Несчастный колос! Несчастный колос под неизвестным серпом. Да и разве под одним?.. За что?..
И поскольку на один этот вопрос, лишь на один, не было ответа, гнев все нарастал. В ад так в ад. И иди ты с твоим хваленым милосердием, если ты не мог пощадить одну, одну-единственную свою овцу. Не волка — овцу. Может ведь быть так, что и овца, спасаясь, попробует укусить? Так волкам позволено кусать неисчислимое множество раз, а она попробовала один раз, и ее за это — косой по горлу.
...Молельня была заколочена, поп — изгнан в Милое, в старинную церковь-крепость, самую неуютную и сырую из всех церквей, которые были в его владениях. Вскоре туда же отправились и попы из Вежи, Святого и Витахмо.
— Буду платить вам вдвойне, только бы духом вашим не воняло ближе, чем за двадцать верст.

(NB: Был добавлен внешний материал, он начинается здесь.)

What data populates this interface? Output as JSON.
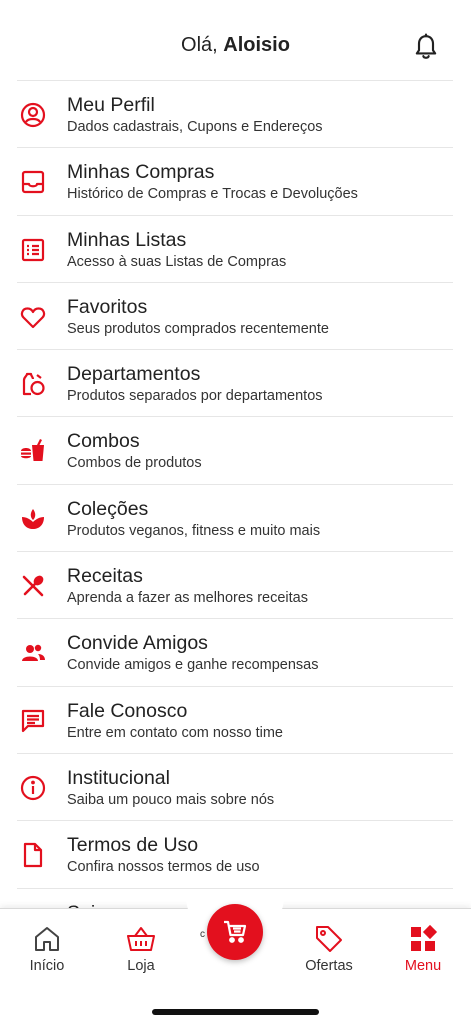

Он ненавидел попов, ненавидел теперь Бога, ненавидел солдат и жандармов, тех, от которых разило потом, доносом и кровью, тех, которые арестовывают людей за настроения, и этим сводят людей в могилу создание, никому не причинившее зла. Он ненавидел молодого царя, сделавшего так, что людей, дворян, которые отвечают за свои политические взгляды, хватают в их крепости.
— Самодайка... Бл... Любопытно было бы командировать моих жней, моих язычниц, чтобы они поинтересовались, что у него в портках.
Он закаменел. Он пестовал дочь, одаривал деньгами, нарядами, драгоценностями. И совсем не интересовался, что она там поделывает на своих балах. Он знал, что ей принадлежит две тысячи душ и что найдется приличный человек, который будет любить ее. Что может найтись и неприличный, он не подумал. Дочь сбежала с молодым офицером расквартированного в Суходоле полка...
Пан Данила теперь спал днем, а ночью читал, молча гулял по парку либо слушал в музыкальном павильоне «Реквием» Моцарта. Всегда одну и ту же часть, «Лакримоза». Играл, сидя за глухой ширмой, органист, которого привезли из Суходола. Пан слушал с сухими глазами. Нарушать его покой боялись и потому объявили о побеге дочери поздно.
Приступ гнева у него был страшным. До сих пор спокойный, сдержанно-сильный, пан был в ярости, будто сразу хотел выплеснуть свой гнев.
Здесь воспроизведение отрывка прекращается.